Sunday, July 10, 2005

Male, female and Einstein's brains

This portrait of neuroscientist Sandra Witelson reveals some interesting details about gender differences in brain structure, and of Einstein's brain. Apparently Einstein's brain had no fissure separating the two parietal lobes.


"What is astonishing to me," Witelson said, "is that it is so obvious that there are sex differences in the brain and these are likely to be translated into some cognitive differences, because the brain helps us think and feel and move and act.

"Yet there is a large segment of the population that wants to pretend this is not true."

No one knows how these neural differences between the sexes translate into thought and behavior — whether they might influence the way men and women perceive reality, process information, form judgments and behave socially.

...As Witelson's research helped establish, however, the mental divide between the sexes is more complex and more rooted in the fundamental biology of the brain than many scientists once suspected.

In the last decade, studies of perception, cognition, memory and neural function have found apparent gender differences that often buck conventional prejudices.

Women's brains, for instance, seem to be faster and more efficient than men's.

All in all, men appear to have more gray matter, made up of active neurons, and women more of the white matter responsible for communication between different areas of the brain.

Overall, women's brains seem to be more complexly corrugated, suggesting that more complicated neural structures lie within, researchers at UCLA found in August.

Men and women appear to use different parts of the brain to encode memories, sense emotions, recognize faces, solve certain problems and make decisions. Indeed, when men and women of similar intelligence and aptitude perform equally well, their brains appear to go about it differently, as if nature had separate blueprints, researchers at UC Irvine reported this year.

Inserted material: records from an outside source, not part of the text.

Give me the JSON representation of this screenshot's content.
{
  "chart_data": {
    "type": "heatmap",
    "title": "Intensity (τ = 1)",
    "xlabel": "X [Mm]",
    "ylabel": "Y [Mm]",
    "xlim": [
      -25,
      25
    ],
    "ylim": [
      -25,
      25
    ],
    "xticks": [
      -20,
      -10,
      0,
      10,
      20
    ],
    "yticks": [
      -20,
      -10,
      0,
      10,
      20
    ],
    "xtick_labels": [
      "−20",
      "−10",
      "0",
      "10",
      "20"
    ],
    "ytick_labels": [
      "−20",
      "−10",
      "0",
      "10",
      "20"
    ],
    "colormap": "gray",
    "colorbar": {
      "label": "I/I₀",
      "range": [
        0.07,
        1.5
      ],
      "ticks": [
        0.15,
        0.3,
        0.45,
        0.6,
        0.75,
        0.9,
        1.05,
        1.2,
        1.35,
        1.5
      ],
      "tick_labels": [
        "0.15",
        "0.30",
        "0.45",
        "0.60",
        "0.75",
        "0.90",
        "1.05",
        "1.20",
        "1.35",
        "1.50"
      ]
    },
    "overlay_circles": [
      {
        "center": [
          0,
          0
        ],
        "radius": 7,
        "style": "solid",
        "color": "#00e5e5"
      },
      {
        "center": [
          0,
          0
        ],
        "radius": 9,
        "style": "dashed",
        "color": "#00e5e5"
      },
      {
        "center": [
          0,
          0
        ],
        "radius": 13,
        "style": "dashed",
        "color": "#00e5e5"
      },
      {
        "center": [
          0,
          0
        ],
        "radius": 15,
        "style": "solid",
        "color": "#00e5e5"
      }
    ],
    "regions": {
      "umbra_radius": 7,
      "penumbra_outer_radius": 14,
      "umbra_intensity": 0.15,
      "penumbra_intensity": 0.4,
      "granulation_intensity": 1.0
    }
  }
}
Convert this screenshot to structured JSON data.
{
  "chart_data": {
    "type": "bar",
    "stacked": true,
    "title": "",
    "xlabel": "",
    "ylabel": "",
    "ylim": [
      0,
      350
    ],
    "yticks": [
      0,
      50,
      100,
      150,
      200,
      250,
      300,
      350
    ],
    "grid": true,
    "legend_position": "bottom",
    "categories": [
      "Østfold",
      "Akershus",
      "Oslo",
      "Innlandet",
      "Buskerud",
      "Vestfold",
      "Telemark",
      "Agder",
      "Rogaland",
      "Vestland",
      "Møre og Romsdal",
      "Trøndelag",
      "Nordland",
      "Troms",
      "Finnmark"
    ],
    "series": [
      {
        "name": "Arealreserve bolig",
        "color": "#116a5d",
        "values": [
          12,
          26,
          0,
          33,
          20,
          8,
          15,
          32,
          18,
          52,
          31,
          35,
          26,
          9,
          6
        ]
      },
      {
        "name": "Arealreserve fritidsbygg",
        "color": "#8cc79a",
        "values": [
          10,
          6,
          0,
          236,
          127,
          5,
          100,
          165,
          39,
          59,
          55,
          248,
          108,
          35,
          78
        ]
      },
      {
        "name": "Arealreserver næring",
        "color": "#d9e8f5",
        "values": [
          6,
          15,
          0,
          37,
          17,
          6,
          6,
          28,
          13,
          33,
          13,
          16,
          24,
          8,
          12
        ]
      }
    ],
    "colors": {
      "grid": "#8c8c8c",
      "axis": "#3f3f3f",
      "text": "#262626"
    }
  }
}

"If you find that men and women have fundamentally different brain architectures while still accomplishing the same things," said neuroscientist Richard Haier, who conducted the study, "this challenges the assumption that all human brains are fundamentally the same."

[Einstein's brain:]

Witelson and her colleagues carefully compared the 40-year-old tissue samples with dozens of normal male and female brains in her collection. She also compared them with brains from eight elderly men to account for any changes due to Einstein's age at the time of his death.

She found that one portion of Einstein's brain perhaps related to mathematical reasoning — the inferior parietal region — was 15% wider than normal.

Witelson also found that it lacked a fissure that normally runs along the length of the brain. The average human brain has two distinct parietal lobe compartments; Einstein's had one.

Perhaps the synapses in this area were more densely interconnected.

"Maybe this was one of the underlying factors in his brilliance," she said. "Maybe that is how it works."